Friday, February 03, 2012

Moore's Law and the ever-shrinking computer

A friend sent me this 1956 photo with the heading "Guess What This Is?"  I recognized it immediately as some kind of data storage for an early computer.





It's the hard drive for IBM's model 305 RAMAC computer.  It weighed around 1 tonne and stored 5 megabytes of data (equivalent to one JPEG photo from a modern camera).

About 25 years after that photo was taken, I was writing software in an early attempt to automate the complex task of starting up a paper machine. The chosen computer had a 24-bit processor and held 48 megabytes of data on huge interchangeable disk packs. The computer room looked like a kitchen: the computer was the size of a refrigerator, the disk drive the size of a dishwasher, and each disk pack resembled a very large cake cover. The price of the whole system would have bought two 3-bedroom townhouses.

The computer had only one programming language, a crippled version of FORTRAN that limited each  compiled program to 1500 bytes and did not allow subroutines. We got around that by using hundreds of programs that called each other as they terminated.
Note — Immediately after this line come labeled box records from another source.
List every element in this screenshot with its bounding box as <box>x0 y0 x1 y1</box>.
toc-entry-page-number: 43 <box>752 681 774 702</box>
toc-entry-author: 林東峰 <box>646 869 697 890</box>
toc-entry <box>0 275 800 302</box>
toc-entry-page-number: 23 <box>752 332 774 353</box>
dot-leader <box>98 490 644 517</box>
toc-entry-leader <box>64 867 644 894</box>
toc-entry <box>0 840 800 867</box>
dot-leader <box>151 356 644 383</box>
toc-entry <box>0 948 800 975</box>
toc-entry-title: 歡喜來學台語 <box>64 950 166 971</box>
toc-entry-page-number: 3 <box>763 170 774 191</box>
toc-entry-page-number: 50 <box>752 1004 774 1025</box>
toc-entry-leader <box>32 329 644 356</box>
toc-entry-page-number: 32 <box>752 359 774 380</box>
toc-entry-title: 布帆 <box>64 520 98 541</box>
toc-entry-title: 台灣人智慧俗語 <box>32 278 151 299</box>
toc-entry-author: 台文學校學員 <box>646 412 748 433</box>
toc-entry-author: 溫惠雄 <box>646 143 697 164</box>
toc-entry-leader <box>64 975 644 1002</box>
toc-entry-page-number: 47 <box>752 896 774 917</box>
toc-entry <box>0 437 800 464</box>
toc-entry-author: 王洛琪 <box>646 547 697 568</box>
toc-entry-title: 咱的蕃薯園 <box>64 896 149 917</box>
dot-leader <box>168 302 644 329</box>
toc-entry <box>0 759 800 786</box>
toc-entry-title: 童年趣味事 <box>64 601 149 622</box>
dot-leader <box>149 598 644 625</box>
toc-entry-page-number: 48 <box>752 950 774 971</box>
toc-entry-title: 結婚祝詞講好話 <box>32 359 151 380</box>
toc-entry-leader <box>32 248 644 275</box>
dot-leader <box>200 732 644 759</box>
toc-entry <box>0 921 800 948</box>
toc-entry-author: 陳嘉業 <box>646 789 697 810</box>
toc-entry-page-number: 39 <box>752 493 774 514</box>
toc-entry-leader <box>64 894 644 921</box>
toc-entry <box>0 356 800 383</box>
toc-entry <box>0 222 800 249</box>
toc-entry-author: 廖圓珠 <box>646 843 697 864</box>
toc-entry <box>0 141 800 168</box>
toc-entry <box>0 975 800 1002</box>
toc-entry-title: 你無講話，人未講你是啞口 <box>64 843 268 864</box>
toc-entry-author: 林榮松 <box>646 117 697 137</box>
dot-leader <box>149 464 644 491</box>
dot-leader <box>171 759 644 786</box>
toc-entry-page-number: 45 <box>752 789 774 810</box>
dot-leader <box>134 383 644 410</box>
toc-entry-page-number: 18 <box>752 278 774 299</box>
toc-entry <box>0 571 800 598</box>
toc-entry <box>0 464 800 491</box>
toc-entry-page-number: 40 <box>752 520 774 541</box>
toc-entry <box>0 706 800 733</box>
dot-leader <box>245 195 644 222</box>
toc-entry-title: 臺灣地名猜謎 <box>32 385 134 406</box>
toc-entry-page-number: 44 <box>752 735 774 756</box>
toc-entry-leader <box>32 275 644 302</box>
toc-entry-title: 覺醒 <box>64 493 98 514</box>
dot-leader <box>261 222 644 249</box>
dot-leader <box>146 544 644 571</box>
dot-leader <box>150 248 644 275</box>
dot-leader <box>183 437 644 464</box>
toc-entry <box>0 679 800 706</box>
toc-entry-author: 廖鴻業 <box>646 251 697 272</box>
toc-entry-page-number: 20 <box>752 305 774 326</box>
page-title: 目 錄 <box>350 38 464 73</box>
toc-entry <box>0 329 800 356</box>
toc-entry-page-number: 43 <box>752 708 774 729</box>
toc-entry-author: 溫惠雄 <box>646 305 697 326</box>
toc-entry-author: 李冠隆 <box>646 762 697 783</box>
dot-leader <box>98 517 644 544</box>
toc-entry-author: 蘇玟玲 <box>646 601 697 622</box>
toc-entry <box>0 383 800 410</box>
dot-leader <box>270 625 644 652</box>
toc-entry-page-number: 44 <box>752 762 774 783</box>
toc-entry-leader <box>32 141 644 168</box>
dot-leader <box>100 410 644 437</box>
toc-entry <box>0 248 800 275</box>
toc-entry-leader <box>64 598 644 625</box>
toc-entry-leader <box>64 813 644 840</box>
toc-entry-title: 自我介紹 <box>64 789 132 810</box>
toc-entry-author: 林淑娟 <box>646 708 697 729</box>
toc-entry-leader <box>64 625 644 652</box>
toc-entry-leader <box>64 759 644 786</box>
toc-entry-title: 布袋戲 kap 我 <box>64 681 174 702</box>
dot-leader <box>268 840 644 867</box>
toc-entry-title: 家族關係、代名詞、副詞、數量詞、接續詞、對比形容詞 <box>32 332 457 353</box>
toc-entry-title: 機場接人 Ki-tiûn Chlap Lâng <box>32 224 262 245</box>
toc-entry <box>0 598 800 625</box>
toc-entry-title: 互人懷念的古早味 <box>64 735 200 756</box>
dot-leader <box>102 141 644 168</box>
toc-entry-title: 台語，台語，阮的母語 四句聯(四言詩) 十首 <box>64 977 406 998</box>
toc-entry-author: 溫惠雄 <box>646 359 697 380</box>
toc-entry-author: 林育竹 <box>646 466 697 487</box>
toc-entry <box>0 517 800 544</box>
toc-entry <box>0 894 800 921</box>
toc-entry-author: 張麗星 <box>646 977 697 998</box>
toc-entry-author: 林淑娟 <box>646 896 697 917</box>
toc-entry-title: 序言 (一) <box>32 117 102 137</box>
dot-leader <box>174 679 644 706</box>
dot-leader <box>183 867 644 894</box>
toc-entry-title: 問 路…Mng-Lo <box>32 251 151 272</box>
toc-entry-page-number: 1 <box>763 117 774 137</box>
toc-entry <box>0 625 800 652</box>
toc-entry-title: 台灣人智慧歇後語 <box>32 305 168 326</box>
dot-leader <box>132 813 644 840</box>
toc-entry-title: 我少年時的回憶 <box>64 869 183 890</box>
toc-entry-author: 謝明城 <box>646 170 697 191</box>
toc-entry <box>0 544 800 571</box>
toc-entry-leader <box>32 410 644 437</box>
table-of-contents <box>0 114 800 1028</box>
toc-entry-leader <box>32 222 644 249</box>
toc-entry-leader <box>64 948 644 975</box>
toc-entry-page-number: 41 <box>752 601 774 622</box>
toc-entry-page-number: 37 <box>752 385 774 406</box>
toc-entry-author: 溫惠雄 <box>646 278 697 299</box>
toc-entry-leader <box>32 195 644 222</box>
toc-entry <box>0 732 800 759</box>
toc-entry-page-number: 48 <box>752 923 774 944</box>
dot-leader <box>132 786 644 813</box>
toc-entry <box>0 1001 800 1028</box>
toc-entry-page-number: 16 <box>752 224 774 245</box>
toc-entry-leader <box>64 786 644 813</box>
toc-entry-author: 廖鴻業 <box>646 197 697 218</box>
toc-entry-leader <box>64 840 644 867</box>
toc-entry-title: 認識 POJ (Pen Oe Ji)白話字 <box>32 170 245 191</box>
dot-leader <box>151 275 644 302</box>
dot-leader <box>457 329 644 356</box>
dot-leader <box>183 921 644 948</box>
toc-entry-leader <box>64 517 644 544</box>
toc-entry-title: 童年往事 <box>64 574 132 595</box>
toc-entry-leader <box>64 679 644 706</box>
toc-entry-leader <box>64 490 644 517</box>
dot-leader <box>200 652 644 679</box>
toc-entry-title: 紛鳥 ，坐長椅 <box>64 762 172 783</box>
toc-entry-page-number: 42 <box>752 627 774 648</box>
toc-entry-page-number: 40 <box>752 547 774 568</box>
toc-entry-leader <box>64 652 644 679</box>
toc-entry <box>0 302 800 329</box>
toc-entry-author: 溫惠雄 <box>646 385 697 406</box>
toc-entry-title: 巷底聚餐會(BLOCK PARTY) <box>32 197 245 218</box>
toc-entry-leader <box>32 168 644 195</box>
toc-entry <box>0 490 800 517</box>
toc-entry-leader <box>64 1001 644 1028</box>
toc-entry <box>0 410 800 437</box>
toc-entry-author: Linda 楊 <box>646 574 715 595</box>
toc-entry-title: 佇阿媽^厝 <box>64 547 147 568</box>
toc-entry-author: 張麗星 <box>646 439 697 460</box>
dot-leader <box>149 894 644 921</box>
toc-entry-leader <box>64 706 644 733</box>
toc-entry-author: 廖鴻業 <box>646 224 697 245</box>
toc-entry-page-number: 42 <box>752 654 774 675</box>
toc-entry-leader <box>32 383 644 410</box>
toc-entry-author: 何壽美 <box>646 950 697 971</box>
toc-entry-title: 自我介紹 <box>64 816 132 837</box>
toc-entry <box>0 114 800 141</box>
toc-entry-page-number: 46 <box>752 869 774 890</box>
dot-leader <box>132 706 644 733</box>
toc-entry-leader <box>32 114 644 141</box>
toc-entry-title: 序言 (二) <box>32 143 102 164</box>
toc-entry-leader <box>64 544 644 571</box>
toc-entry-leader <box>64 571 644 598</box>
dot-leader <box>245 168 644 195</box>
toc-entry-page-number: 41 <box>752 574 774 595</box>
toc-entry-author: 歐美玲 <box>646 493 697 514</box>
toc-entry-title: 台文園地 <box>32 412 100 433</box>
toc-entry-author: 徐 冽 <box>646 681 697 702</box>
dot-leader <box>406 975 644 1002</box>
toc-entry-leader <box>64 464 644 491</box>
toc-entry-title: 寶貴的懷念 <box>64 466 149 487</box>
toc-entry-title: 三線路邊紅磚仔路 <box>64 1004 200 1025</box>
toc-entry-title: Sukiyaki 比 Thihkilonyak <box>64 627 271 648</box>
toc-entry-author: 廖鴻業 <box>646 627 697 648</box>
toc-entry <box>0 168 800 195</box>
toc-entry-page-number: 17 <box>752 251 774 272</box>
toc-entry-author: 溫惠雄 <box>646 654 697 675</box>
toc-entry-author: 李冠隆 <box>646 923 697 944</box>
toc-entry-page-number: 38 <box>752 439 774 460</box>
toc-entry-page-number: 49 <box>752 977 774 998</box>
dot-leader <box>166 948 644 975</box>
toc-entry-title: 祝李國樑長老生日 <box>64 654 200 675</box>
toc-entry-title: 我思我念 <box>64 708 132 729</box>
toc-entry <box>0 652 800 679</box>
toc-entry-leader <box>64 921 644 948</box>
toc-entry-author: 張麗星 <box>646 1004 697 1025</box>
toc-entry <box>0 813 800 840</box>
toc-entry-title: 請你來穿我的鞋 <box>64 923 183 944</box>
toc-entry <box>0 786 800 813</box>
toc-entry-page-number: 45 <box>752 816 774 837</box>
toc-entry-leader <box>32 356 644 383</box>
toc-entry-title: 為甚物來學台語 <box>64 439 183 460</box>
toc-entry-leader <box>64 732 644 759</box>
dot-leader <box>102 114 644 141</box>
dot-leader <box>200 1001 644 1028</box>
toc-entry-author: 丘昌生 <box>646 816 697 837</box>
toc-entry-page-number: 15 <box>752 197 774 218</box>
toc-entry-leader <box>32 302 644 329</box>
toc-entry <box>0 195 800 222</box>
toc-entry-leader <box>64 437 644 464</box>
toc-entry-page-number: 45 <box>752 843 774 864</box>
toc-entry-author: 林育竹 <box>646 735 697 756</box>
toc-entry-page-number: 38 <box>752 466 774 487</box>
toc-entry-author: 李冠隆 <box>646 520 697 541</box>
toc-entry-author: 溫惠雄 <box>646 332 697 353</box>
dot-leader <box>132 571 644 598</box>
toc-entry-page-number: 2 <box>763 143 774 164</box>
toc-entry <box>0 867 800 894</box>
The budget was limited, so we had to perform tests to determine process conditions for which no sensor had been purchased. The tests took a long time, so in the end our automated approach was no faster that an experienced operator. Still, we managed to publish a paper about our experiences!



Around that time the movie "War Games" was released, about a teenager who accidentally comes close to starting World War III while hacking into what he thinks is a new computer game, but is actually NORAD's war strategy simulator. I show this exciting movie to my students to demonstrate the progress we've made in the past 30 years. 

The War Games sets are packed with early 1980s computer systems.  In one scene, the actors walk through NORAD's computer centre, a cavernous room filled with huge tape drives and computers.  I make my students count the items and estimate their approximate volume.  Then I have them apply Moore's Law to answer the multiple-choice question: "Today, all that computing capability would fit inside a...".  Six years ago, the correct choice of answer was "backpack."  Last year it was "smart phone"  By next year it will be "wristwatch."

Postscript, 2015-01-26: We recently found the "backup logbook" we kept for our home computer, starting in early 1994. We paid $342 for a tape drive and $102 for three tapes, and made backups faithfully once a week. After several years we switched to CD-RWs. Today we back up over our home network to a mirrored server. I'd like to think that our future systems won't have any moving parts, but we've seen a couple of solid-state drives fail badly, so we'll always need backups!